Each dance master had a repertoire of dance steps and he created new steps over time. (Eight measures or bars of music are called a “step,” hence the term step dancing.) Sometimes the masters danced competitively at feisianna, the winner being the one who knew the most steps, not the one with the best execution. The loser of a competition might have to concede a town in his territory to the winner. These men were the creators of the set and ceili dances and they carefully guarded their art of step creation. Dance masters created the first schools of dancing, the best known being from Counties Kerry, Cork, and Limerick. One dance master described himself as “an artificial rhythmical walker” and “instructor of youth in the Terpsichorean art.” Villagers paid dance masters at the end of the third week of teaching at a “benefit night.” They paid the accompanying musician a week later. Sometimes, the dance master was both musician and dancer simultaneously! Apparently the level of pay for the dance masters was relatively high for Ireland and it included room and board.
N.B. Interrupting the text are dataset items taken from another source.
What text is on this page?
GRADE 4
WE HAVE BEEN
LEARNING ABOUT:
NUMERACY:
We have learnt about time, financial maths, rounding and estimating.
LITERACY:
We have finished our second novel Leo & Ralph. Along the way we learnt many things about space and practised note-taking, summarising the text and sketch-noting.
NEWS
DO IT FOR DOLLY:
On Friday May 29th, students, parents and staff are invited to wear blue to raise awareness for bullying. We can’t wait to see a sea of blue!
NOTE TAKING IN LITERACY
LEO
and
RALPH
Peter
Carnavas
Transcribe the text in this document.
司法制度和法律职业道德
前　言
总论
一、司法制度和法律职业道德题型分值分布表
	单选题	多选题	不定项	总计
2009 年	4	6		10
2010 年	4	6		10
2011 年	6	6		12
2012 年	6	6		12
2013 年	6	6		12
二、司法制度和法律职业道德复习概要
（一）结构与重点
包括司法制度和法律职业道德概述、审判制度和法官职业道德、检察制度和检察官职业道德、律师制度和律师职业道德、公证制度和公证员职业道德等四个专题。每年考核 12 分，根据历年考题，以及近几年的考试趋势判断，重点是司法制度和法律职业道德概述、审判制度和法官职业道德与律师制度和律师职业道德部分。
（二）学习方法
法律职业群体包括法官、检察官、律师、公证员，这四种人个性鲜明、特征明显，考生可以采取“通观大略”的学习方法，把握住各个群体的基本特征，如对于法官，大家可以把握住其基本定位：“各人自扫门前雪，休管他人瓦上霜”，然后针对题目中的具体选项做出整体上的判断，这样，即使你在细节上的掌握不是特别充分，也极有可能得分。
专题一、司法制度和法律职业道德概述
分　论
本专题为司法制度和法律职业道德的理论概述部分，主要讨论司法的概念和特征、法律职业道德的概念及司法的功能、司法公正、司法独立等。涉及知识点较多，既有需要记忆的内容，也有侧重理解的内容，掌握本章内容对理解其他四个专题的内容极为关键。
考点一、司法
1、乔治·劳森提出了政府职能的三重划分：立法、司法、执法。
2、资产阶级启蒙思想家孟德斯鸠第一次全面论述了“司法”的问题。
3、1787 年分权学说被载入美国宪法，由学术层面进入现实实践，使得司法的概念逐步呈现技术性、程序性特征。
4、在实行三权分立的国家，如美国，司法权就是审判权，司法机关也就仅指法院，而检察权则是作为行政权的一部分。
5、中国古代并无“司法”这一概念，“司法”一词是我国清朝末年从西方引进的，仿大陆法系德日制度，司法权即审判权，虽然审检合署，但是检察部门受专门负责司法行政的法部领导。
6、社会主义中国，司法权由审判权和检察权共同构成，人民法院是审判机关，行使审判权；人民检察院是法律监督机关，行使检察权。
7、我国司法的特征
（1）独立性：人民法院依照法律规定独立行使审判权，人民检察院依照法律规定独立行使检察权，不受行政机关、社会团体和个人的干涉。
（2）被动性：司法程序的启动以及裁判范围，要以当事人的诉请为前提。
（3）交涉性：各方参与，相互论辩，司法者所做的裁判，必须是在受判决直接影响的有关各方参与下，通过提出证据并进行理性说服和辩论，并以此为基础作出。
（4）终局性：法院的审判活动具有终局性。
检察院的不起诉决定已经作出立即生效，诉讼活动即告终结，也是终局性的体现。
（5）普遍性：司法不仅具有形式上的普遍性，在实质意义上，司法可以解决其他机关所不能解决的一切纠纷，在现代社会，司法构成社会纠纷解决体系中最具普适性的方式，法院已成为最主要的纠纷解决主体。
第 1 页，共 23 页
The Penal Laws were finally lifted in the late 1800’s, inspiring Irish nationalism and the Great Gaelic Revival—the resurgence of interest in Irish language, literature, history, and folklore—and its accompanying feis (essentially a gathering that included carious forms of competition).  The feis was typically held in open fields and included contests in singing, playing music, baking, and, or course, Irish dancing.

In 1929, the Irish Dancing Commission was founded (An Coimisiun le Rinci’ Gaelacha) to establish rules regarding teaching, judging, and competitions. It continues in that role. Prior to 1929, many local variations in dances, music, costumes and the rules of feisianna existed. Part of the impact of the Commission was standardization of competitions.

During the 20th Century, Irish dance has evolved in terms of locations, costumes, and dance technique.  For example, during the period of the dance masters, stages were much smaller including table tops, half doors, and sometimes the “stage” was simply a crossroad. (An old poem called dancing “tripping the sod.”) Tests of dancing ability involved dancing on the top of a barrel or on a soaped table! As stages became larger, the dance changed in at least two ways. The movement of dancers across a stage increased greatly (a judge would now subtract points if a dancer did not “use the stage”), and dance steps that require substantial space became possible (e.g., “flying jumps”). The location of competitions also changed over time from barns or outdoors where flat bed trucks were (and still are) used as stages, to predominately indoors in hotels, schools, or fairgrounds. (Note that fairgrounds are particularly appropriate in a historical context of where ancient feisianna were located.)

Irish dance has evolved in other ways during the 20th Century. Instruction is beginning at a younger age. Who is instructed has also changed from mostly males to mostly females (the turning point was before 1930). Girls dancing solos in competition were rare before the 1920s. Dance styles have also changed; for example, arms and hands were not always held rigid during solo dances. Previously they were sometimes more relaxed and were even placed on hips. It seems that the influence of parish priests led to the lack of arm movement; some argue that stiff arms were less provocative, others argue that the Church was trying to increase dancers’ self control. Hand movements still occur in figure (group) dances.

In 1969, the Irish Dance World Championships started in Dublin, and competitive Irish dancing continued to gain momentum.  As the students of the first generation of dance masters became established in American in the 1970’s, the first American Irish step dancing champions began to emerge, and would change the art form forever.